La respuesta está en el hielo: los hidratos de metano, un hidrocarburo diferente a todos los que conocemos, se presentan bajo profundos lechos marinos como cristales de hielo con gas metano natural encapsulado en su interior. Se forman por una combinación de bajas temperaturas y alta presión, y se encuentran principalmente en los bordes de las plataformas continentales donde el lecho marino se precipita abruptamente hacia el profundo suelo oceánico, tal como explica la BBC.
Chris Rochelle, del Servicio Geológico Británico, asegura que de esta energía hay más reservas que de petróleo, carbón y gas juntas: al bajar la presión y subir la temperatura el hidrato se descompone en agua y mucho metano (para hacernos una idea, cada metro cúbico en combustión libera 160 metros cúbicos de gas). El problema viene a la hora de extraer esta fuente de las profundidades marinas: estas plataformas oceánicas obligan a operar a bajas temperaturas y a una presión extremadamente alta. Además, corremos el riesgo de desestabilizar el lecho marino, lo que podría provocar deslaves submarinos.
Esta práctica tiene mucho camino por delante, y todavía hay que indagar en todos los posibles escenarios que nos podemos encontrar. Pero hay una cosa está clara: el peligro fundamental que comporta la extracción de metano es, precisamente, la fuga del gas.

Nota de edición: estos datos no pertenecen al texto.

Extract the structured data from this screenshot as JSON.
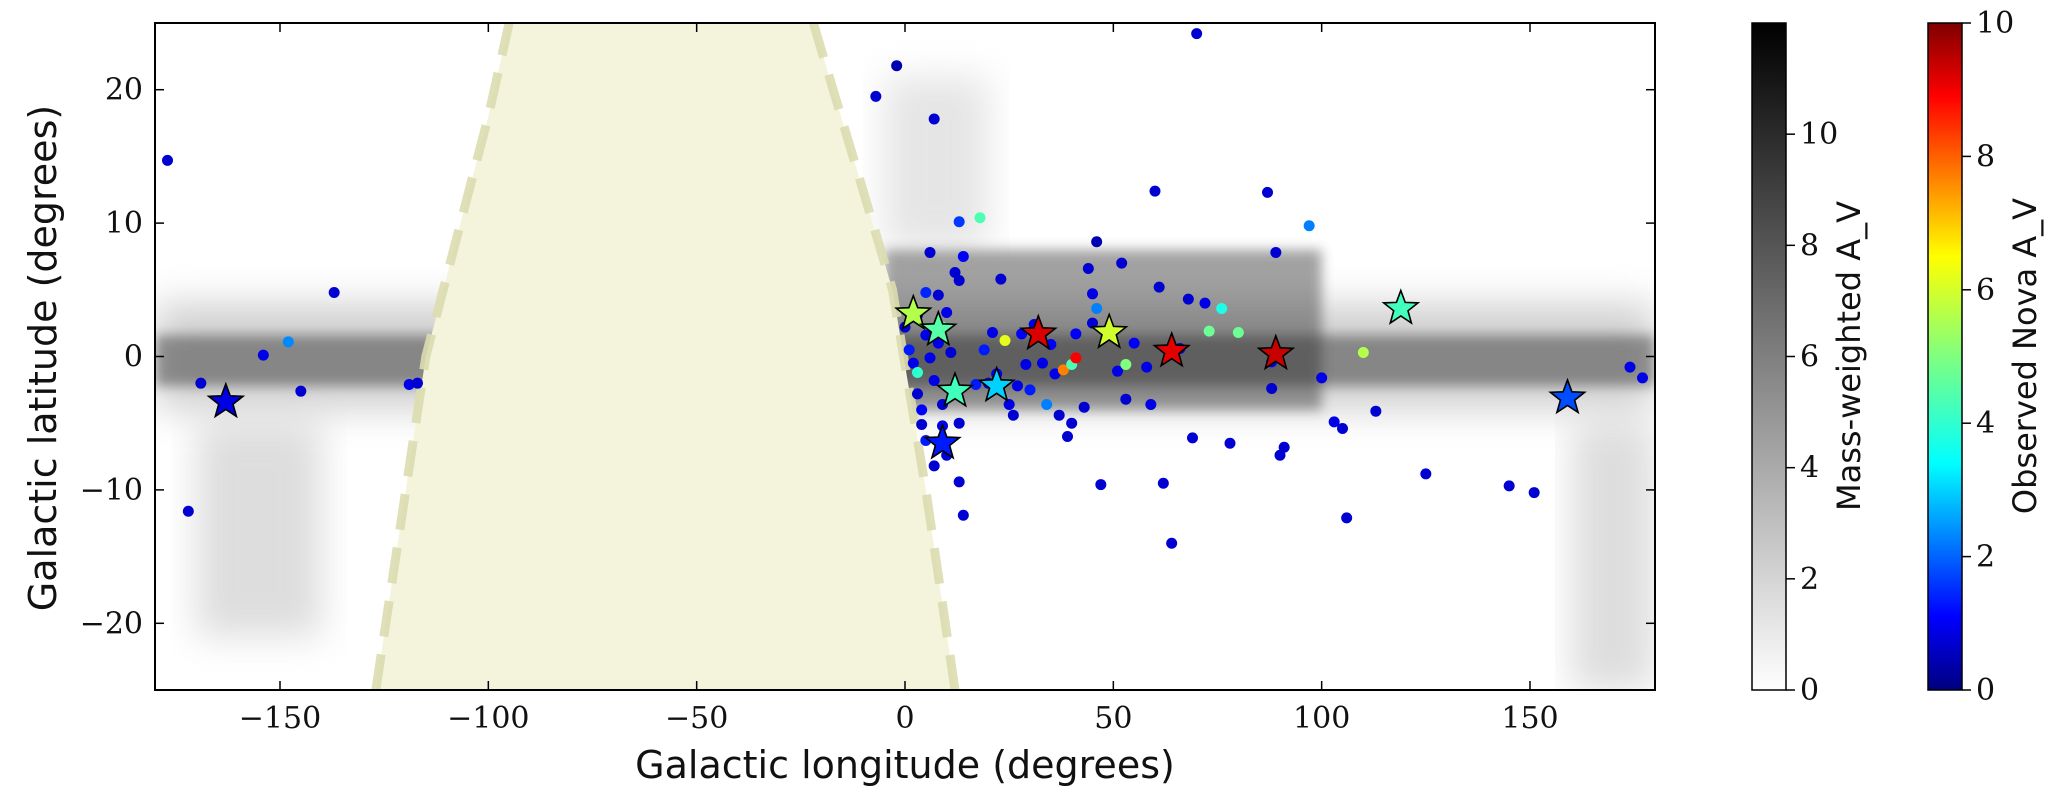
{
  "chart_data": {
    "type": "scatter",
    "xlabel": "Galactic longitude (degrees)",
    "ylabel": "Galactic latitude (degrees)",
    "xlim": [
      -180,
      180
    ],
    "ylim": [
      -25,
      25
    ],
    "xticks": [
      -150,
      -100,
      -50,
      0,
      50,
      100,
      150
    ],
    "yticks": [
      -20,
      -10,
      0,
      10,
      20
    ],
    "xtick_labels": [
      "−150",
      "−100",
      "−50",
      "0",
      "50",
      "100",
      "150"
    ],
    "ytick_labels": [
      "−20",
      "−10",
      "0",
      "10",
      "20"
    ],
    "background_map": "grayscale Milky Way extinction map (Mass-weighted A_V), concentrated along latitude 0",
    "excluded_region": {
      "color": "#f4f4dd",
      "boundary_color": "#dcdcb0",
      "boundary_style": "dashed",
      "top_edge_l": [
        -95,
        -22
      ],
      "bottom_edge_l": [
        -127,
        12
      ]
    },
    "colorbars": [
      {
        "label": "Mass-weighted A_V",
        "colormap": "Greys",
        "range": [
          0,
          12
        ],
        "ticks": [
          0,
          2,
          4,
          6,
          8,
          10
        ],
        "tick_labels": [
          "0",
          "2",
          "4",
          "6",
          "8",
          "10"
        ]
      },
      {
        "label": "Observed Nova A_V",
        "colormap": "jet",
        "range": [
          0,
          10
        ],
        "ticks": [
          0,
          2,
          4,
          6,
          8,
          10
        ],
        "tick_labels": [
          "0",
          "2",
          "4",
          "6",
          "8",
          "10"
        ]
      }
    ],
    "series": [
      {
        "marker": "circle",
        "points": [
          [
            -177,
            14.7,
            0.8
          ],
          [
            -172,
            -11.6,
            0.8
          ],
          [
            -169,
            -2.0,
            0.8
          ],
          [
            -154,
            0.1,
            1.0
          ],
          [
            -148,
            1.1,
            2.6
          ],
          [
            -145,
            -2.6,
            0.8
          ],
          [
            -137,
            4.8,
            0.8
          ],
          [
            -119,
            -2.1,
            1.0
          ],
          [
            -117,
            -2.0,
            0.8
          ],
          [
            -7,
            19.5,
            0.8
          ],
          [
            -2,
            21.8,
            0.5
          ],
          [
            0,
            2.2,
            0.8
          ],
          [
            1,
            0.5,
            1.5
          ],
          [
            2,
            -0.5,
            1.0
          ],
          [
            3,
            -1.2,
            4.2
          ],
          [
            3,
            3.1,
            0.8
          ],
          [
            3,
            -2.8,
            0.8
          ],
          [
            4,
            -4.0,
            1.2
          ],
          [
            4,
            -5.1,
            0.8
          ],
          [
            5,
            1.6,
            1.0
          ],
          [
            5,
            -6.3,
            1.5
          ],
          [
            5,
            4.8,
            1.6
          ],
          [
            6,
            7.8,
            0.8
          ],
          [
            6,
            -0.1,
            1.0
          ],
          [
            7,
            17.8,
            0.8
          ],
          [
            7,
            -8.2,
            0.8
          ],
          [
            7,
            -1.8,
            1.0
          ],
          [
            8,
            1.0,
            1.0
          ],
          [
            8,
            4.6,
            0.8
          ],
          [
            9,
            2.2,
            4.4
          ],
          [
            9,
            -3.6,
            0.8
          ],
          [
            9,
            -5.2,
            1.0
          ],
          [
            10,
            -7.4,
            0.8
          ],
          [
            10,
            3.3,
            1.0
          ],
          [
            11,
            0.3,
            0.8
          ],
          [
            12,
            -2.5,
            1.0
          ],
          [
            12,
            6.3,
            0.8
          ],
          [
            13,
            10.1,
            1.8
          ],
          [
            13,
            5.7,
            0.8
          ],
          [
            13,
            -5.0,
            0.8
          ],
          [
            13,
            -9.4,
            0.8
          ],
          [
            14,
            -11.9,
            0.8
          ],
          [
            14,
            7.5,
            1.2
          ],
          [
            17,
            -2.1,
            1.5
          ],
          [
            18,
            10.4,
            4.5
          ],
          [
            19,
            0.5,
            1.5
          ],
          [
            20,
            -2.0,
            1.0
          ],
          [
            21,
            1.8,
            1.0
          ],
          [
            22,
            -1.3,
            1.2
          ],
          [
            23,
            5.8,
            0.8
          ],
          [
            24,
            1.2,
            6.0
          ],
          [
            25,
            -3.6,
            1.0
          ],
          [
            26,
            -4.4,
            0.8
          ],
          [
            27,
            -2.2,
            1.0
          ],
          [
            28,
            1.7,
            1.2
          ],
          [
            29,
            -0.6,
            1.0
          ],
          [
            30,
            -2.5,
            1.5
          ],
          [
            31,
            2.4,
            1.0
          ],
          [
            33,
            -0.5,
            1.0
          ],
          [
            34,
            -3.6,
            2.5
          ],
          [
            35,
            0.9,
            1.2
          ],
          [
            36,
            -1.3,
            1.0
          ],
          [
            37,
            -4.4,
            0.8
          ],
          [
            38,
            -1.0,
            7.5
          ],
          [
            39,
            -6.0,
            0.8
          ],
          [
            40,
            -5.0,
            0.8
          ],
          [
            40,
            -0.6,
            4.5
          ],
          [
            41,
            -0.1,
            8.8
          ],
          [
            41,
            1.7,
            1.2
          ],
          [
            43,
            -3.8,
            0.8
          ],
          [
            44,
            6.6,
            0.8
          ],
          [
            45,
            2.5,
            0.8
          ],
          [
            45,
            4.7,
            1.0
          ],
          [
            46,
            3.6,
            2.5
          ],
          [
            46,
            8.6,
            0.5
          ],
          [
            47,
            -9.6,
            0.8
          ],
          [
            51,
            -1.1,
            1.0
          ],
          [
            52,
            7.0,
            0.8
          ],
          [
            53,
            -0.6,
            5.0
          ],
          [
            53,
            -3.2,
            0.8
          ],
          [
            55,
            1.0,
            1.2
          ],
          [
            58,
            -0.8,
            1.0
          ],
          [
            59,
            -3.6,
            1.0
          ],
          [
            60,
            12.4,
            0.8
          ],
          [
            61,
            5.2,
            0.8
          ],
          [
            62,
            -9.5,
            0.8
          ],
          [
            64,
            -14.0,
            0.8
          ],
          [
            66,
            0.6,
            1.0
          ],
          [
            68,
            4.3,
            0.8
          ],
          [
            69,
            -6.1,
            0.8
          ],
          [
            70,
            24.2,
            0.8
          ],
          [
            72,
            4.0,
            1.0
          ],
          [
            73,
            1.9,
            4.8
          ],
          [
            76,
            3.6,
            4.0
          ],
          [
            78,
            -6.5,
            0.8
          ],
          [
            80,
            1.8,
            4.8
          ],
          [
            87,
            12.3,
            0.8
          ],
          [
            88,
            -2.4,
            0.8
          ],
          [
            88,
            -0.4,
            1.0
          ],
          [
            89,
            7.8,
            0.8
          ],
          [
            90,
            -7.4,
            0.8
          ],
          [
            91,
            -6.8,
            0.8
          ],
          [
            97,
            9.8,
            2.5
          ],
          [
            100,
            -1.6,
            1.0
          ],
          [
            103,
            -4.9,
            1.0
          ],
          [
            105,
            -5.4,
            0.8
          ],
          [
            106,
            -12.1,
            0.8
          ],
          [
            110,
            0.3,
            5.5
          ],
          [
            113,
            -4.1,
            0.8
          ],
          [
            125,
            -8.8,
            0.8
          ],
          [
            145,
            -9.7,
            0.8
          ],
          [
            151,
            -10.2,
            0.8
          ],
          [
            174,
            -0.8,
            1.0
          ],
          [
            177,
            -1.6,
            1.0
          ]
        ]
      },
      {
        "marker": "star",
        "points": [
          [
            -163,
            -3.4,
            1.0
          ],
          [
            2,
            3.2,
            5.5
          ],
          [
            8,
            2.0,
            4.6
          ],
          [
            9,
            -6.5,
            1.5
          ],
          [
            12,
            -2.6,
            4.4
          ],
          [
            22,
            -2.2,
            3.3
          ],
          [
            32,
            1.7,
            9.1
          ],
          [
            49,
            1.8,
            5.8
          ],
          [
            64,
            0.4,
            9.0
          ],
          [
            89,
            0.2,
            9.3
          ],
          [
            119,
            3.6,
            4.4
          ],
          [
            159,
            -3.1,
            2.0
          ]
        ]
      }
    ]
  }
}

Éste es 30 veces más dañino que el CO2 para la capa de ozono, de modo que si no se controla puede tener consecuencias devastadoras para el medio ambiente.
Al mismo tiempo, la naturaleza del fenómeno quizás nos permitiría matar dos pájaros de un tiro: una forma de extraer el metano atrapado en el hielo es inyectando CO2 para reemplazarlo, lo que podría ser una solución al problema de cómo almacenar de forma segura este gas de efecto invernadero. También se podría dar el caso de no llegar a tiempo, y que el calentamiento global haga que suba la temperatura del agua: el deshielo liberaría el metano encapsulado y éste aumentaría todavía más la calidez del océano, que a su vez liberaría más gases.
En definitiva, que la energía oculta en el hielo puede ser la gallina de los huevos de oro o la Caja de Pandora, depende de cómo avancen los acontecimientos. Estados Unidos, Canadá y Japón ya han invertido millones de dólares en la investigación y han realizado varios proyectos de prueba. Corea del Sur, India y China, por su parte, también están analizando cómo hacer uso de sus reservas.